Safety measures were insisted upon more firmly. Oversight tightened. Corrective interventions arrived. And resistance followed.
Here lies the uncomfortable truth.
Resistance was not an act of defiance against safety. It was a reaction to sudden constraint after prolonged freedom.
Late regulation often looks like overregulation to those who grew in its absence.
Had safety buffers, redundancy requirements, crew sustainability norms, and operational stress tests been insisted upon earlier — when market share was steadily climbing — they would have been absorbed gradually. Instead, intervention arrived when the airline had already become systemically critical. Any restriction at that stage was bound to feel disruptive, even punitive.
So yes, the government did act. But it acted after allowing a situation to mature where acting would inevitably cause turbulence.
This explains the confusion in public discourse. One side says regulation was enforced. The other says it was abrupt. Both are partly right — because the framework that should have aligned growth with supervision was never built.
Yet this does not absolve IndiGo.
Dominance brings obligation. When an airline carries a majority of a nation’s passengers, it ceases to be just another market participant. It becomes part of national infrastructure — whether it likes that label or not. With that status comes responsibility: for redundancy, workforce sustainability, grievance redressal, and consumer protection that go beyond minimum compliance.
The deeper governance failure lies in allowing this ambiguity to persist for so long.
Regulation was treated as episodic — stepped up only when stress became visible. Oversight should instead have been progressive, increasing automatically as scale and dependence grew. That did not happen.
Aviation is not alone in revealing this flaw.

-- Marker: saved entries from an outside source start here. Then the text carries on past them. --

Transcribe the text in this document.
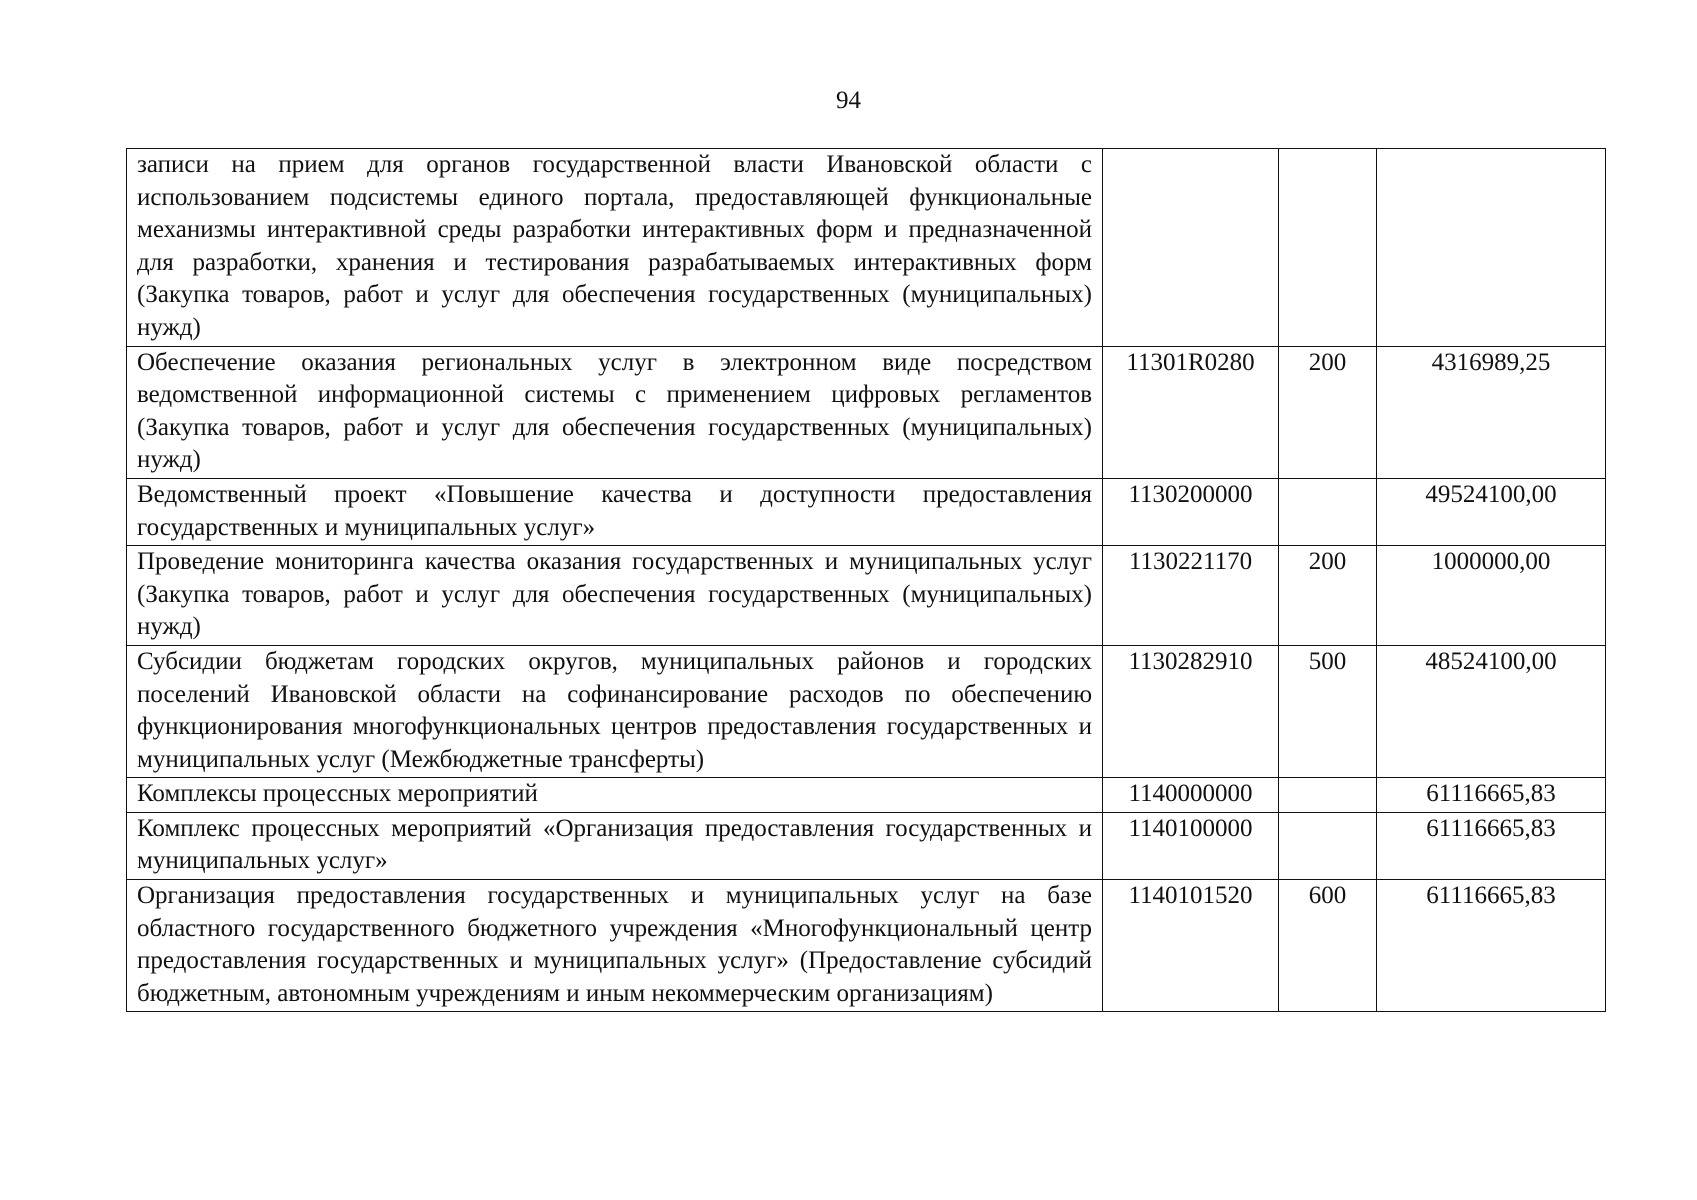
94
записи на прием для органов государственной власти Ивановской области с использованием подсистемы единого портала, предоставляющей функциональные механизмы интерактивной среды разработки интерактивных форм и предназначенной для разработки, хранения и тестирования разрабатываемых интерактивных форм (Закупка товаров, работ и услуг для обеспечения государственных (муниципальных) нужд)			
Обеспечение оказания региональных услуг в электронном виде посредством ведомственной информационной системы с применением цифровых регламентов (Закупка товаров, работ и услуг для обеспечения государственных (муниципальных) нужд)	11301R0280	200	4316989,25
Ведомственный проект «Повышение качества и доступности предоставления государственных и муниципальных услуг»	1130200000		49524100,00
Проведение мониторинга качества оказания государственных и муниципальных услуг (Закупка товаров, работ и услуг для обеспечения государственных (муниципальных) нужд)	1130221170	200	1000000,00
Субсидии бюджетам городских округов, муниципальных районов и городских поселений Ивановской области на софинансирование расходов по обеспечению функционирования многофункциональных центров предоставления государственных и муниципальных услуг (Межбюджетные трансферты)	1130282910	500	48524100,00
Комплексы процессных мероприятий	1140000000		61116665,83
Комплекс процессных мероприятий «Организация предоставления государственных и муниципальных услуг»	1140100000		61116665,83
Организация предоставления государственных и муниципальных услуг на базе областного государственного бюджетного учреждения «Многофункциональный центр предоставления государственных и муниципальных услуг» (Предоставление субсидий бюджетным, автономным учреждениям и иным некоммерческим организациям)	1140101520	600	61116665,83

Public health offers a sobering parallel. India’s private healthcare system has expanded rapidly, but regulation still arrives most forcefully after mishaps — a tragic death, an inflated bill, a public outcry. Pricing transparency, clinical accountability, and grievance redressal remain uneven. Patients enjoy choice until something goes wrong. Then the state intervenes, briefly and belatedly, before retreating again.
Telecom tells a similar story. Years of unrestrained competition were celebrated until balance sheets collapsed and concentration hardened. Market forces did not self-correct; they cannibalised. When collapse loomed, the government stepped in — not as a regulator enforcing discipline, but as a rescuer preserving continuity. Delayed regulation returned as systemic risk.
Across these sectors, the pattern is consistent. Liberalisation opens doors. Private scale accelerates. Dominance consolidates. Oversight grows cautious. Regulation arrives late — and feels disruptive when it does.
For consumers, this delay carries hidden costs. Fewer choices. Greater vulnerability. Uncertainty when systems falter.
If there is one lesson the IndiGo episode offers, it is this: do not wait until dependence hardens before regulation finds its voice.
India is entering a phase where private systems will increasingly become public arteries — moving people, healing bodies, carrying information. These are not playgrounds for regulatory experimentation. They are national infrastructure.
The choice is not between growth and regulation. It is between progressive oversight and episodic crisis management.
Good regulation does not interrupt success. It grows alongside it. It tightens gradually as scale grows, so that discipline never arrives as a shock. It protects consumers before dependence becomes exposure.
The IndiGo moment should therefore be read not as a story of villainy or victimhood, but as a warning — to the state as much as to enterprise.
Do not give long ropes without planning for the pull. Do not allow private success to substitute for public supervision. And above all, do not repeat this mistake in other sectors where regulatory measures are already overdue.
India’s next phase of growth will be judged not by how fast its companies expand, but by how wisely its institutions mature alongside them.
That lesson, at least, we can still choose to learn — before the next sector is grounded.